For a base I erected it on a frame made from 3x3 treated timber that was mounted on an old patio.

It needs a little looking after and gets a coat of paint every other year and tbh it could do with new felt next year.


----------



## spursfan (Aug 4, 2009)

try these, I had mine fitted in April, 11ft x 7ft, build quality is excellent , they are a bit more than usual but they are built like s**t outhouses

http://www.beastsheds.co.uk/

Kev

edit, also got this stuff, it's like having 476 on your shed, beads like a good un!!
https://www.protekwoodstain.co.uk/clear-coats/tough-coat-clear


----------



## PugIain (Jun 28, 2006)

I've just hand built a shed. Mine is 8'x8'. Even mixed and poured the concrete base. Just needs the roof felting.


----------



## slim_boy_fat (Jun 23, 2006)

I got a joiner to build my 14' x 10' to my spec/layout - and it still isn't big enough


----------



## dac0178 (Mar 7, 2014)

I'll try and answer best I can as I researched this earlier this year.

Go for a wooden shed. Metal sheds sweat so things inside will get wet ! 

Plastic - a friend reports that the floor isn't that strong.

With a wooden shed make sure the floor is tongue and groove. Same applies to the roof.
You will find that the DIY chains, the roof is made of OSD/OSB and the floor is the same. OSB is chipboard. Avoid these types of shed!

The thickness of the wood counts. As a minimum go for 12mm. If budget permits try to get 16mm. That is the finished thickness size.

Hope that helps.


----------



## spursfan (Aug 4, 2009)

dac0178 said:


> I'll try and answer best I can as I researched this earlier this year.
> 
> Go for a wooden shed. Metal sheds sweat so things inside will get wet !
> 
> ...


Beast sheds are 20mm treated t/g planed to a smooth finish, joists for roof are 400mm apart and are planed to a smooth finish, roof is also t/g as is the floor, all fixings for doors have at least one bolt through all the hinges, clasps etc.
it's called a beast shed for one reason...it's a beast!! and worth paying the extra money.


----------



## Clancy (Jul 21, 2013)

PugIain said:


> I've just hand built a shed. Mine is 8'x8'. Even mixed and poured the concrete base. Just needs the roof felting.
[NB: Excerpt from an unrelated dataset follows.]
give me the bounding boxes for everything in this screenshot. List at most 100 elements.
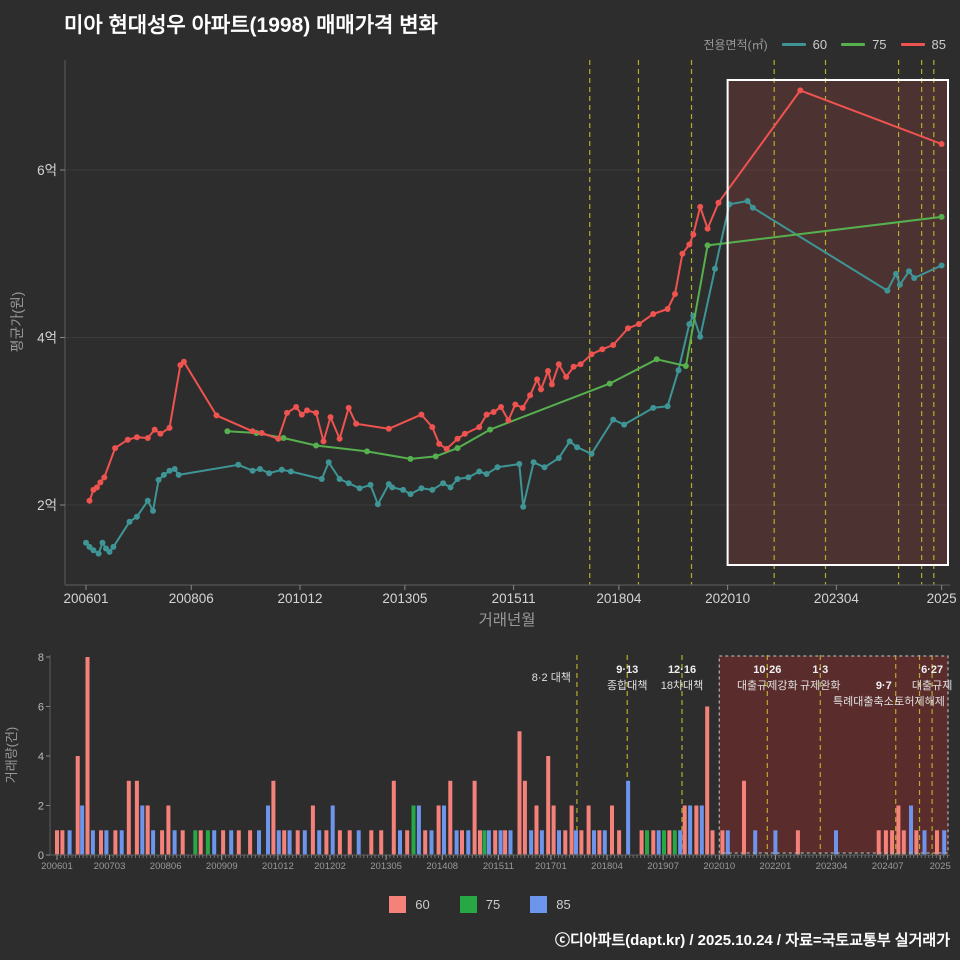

Have a look at bitumen roof tiles, look far better and they are far stronger :thumb:

Easy to put on just need a heat gun and clout nails


----------



## Simon0014 (Oct 23, 2012)

dac0178 said:


> I'll try and answer best I can as I researched this earlier this year.
> 
> Go for a wooden shed. Metal sheds sweat so things inside will get wet !


+1 for wood, my dads shed went strong and looked good even after 23 years. Just keep it treated every 2-3 years. We only took it down as he wanted to extend the garage further :car:.

The wood was in such good shape we passed it to a friend to use.


----------